Although these two forms of exercise are useful for those with mild symptoms of ataxia of the extremities, they may not be enough for more severe cases. PNF is less successful in these situations than a combination of isotonic methods and rhythmic stabilization (Adler et al. 2000).

The creator of Coordination Dynamics Therapy (CDT) is Dr. Giselher Schalow. By practicing incredibly precise coordinated arm and leg movements on a specialized device (GIGER MD), this therapy enhances the self-organization of the CNS’s neuronal networks for functional repair. This, in turn, leads to the coordinated firing of the human CNS’s billions of neurons (Schalow 2006).

Conclusion

The patient’s upper extremity and mobility are their most vital functions, according to the physiotherapist. When compared to other neurological disease symptoms like muscle weakness and spasticity, ataxia is a serious neurological issue that can often be more difficult to manage and persistent.

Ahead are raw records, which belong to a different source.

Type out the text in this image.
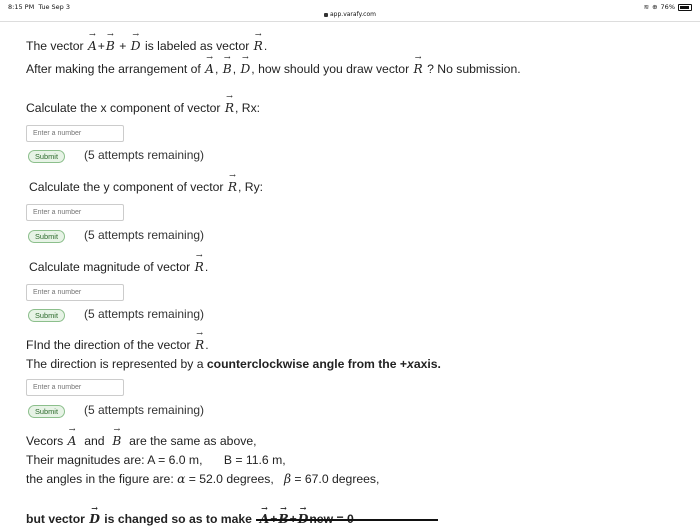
8:15 PM Tue Sep 3
app.varafy.com
≋ ⊕ 76%
The vector → A+→ B + → D is labeled as vector → R.
After making the arrangement of → A, → B, → D, how should you draw vector → R ? No submission.
Calculate the x component of vector → R, Rx:
Enter a number
Submit	(5 attempts remaining)
Calculate the y component of vector → R, Ry:
Enter a number
Submit	(5 attempts remaining)
Calculate magnitude of vector → R.
Enter a number
Submit	(5 attempts remaining)
FInd the direction of the vector → R.
The direction is represented by a counterclockwise angle from the +xaxis.
Enter a number
Submit	(5 attempts remaining)
Vecors → A and → B are the same as above,
Their magnitudes are: A = 6.0 m, B = 11.6 m,
the angles in the figure are: α = 52.0 degrees, β = 67.0 degrees,
but vector → D is changed so as to make  →→→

Applications of physiotherapy are therefore crucial to the treatment of cerebellar ataxia. The success of the treatment program greatly depends on the patient’s evaluation, the choice of appropriate treatment techniques and approaches, the use of issue solving techniques, and the frequent performance of the exercises.

FAQ

  1. Can cerebellar ataxia be cured?

    There is no specific treatment option available for ataxia. In a few cases, where treating the cause of ataxia may help to recover from the ataxia. In a few cases, where ataxia occurs due to chickenpox or other viral infections, it is likely to recover as it is on its own.

  2. How long can you live with cerebellar ataxia?

    Life expectancy is generally reduced than normal people as compared with hereditary ataxia, although some patients can live long enough into their 50s, 60s, or beyond. More severe conditions can be fatal in childhood or early adulthood.

  3. Is cerebellar ataxia a stroke?

    A stroke that damage the cerebellum can cause trouble with Balance, coordination, and loss of movement control. This means that your nervous system may not be able to coordinate and balance properly, which is a condition known as ataxia.

  4. Does cerebellar ataxia affect eyesight?

    Ataxia can make it difficult to maintain balance, have difficulty in walking, slurred speech, and vision problems mainly the ability to decide distances.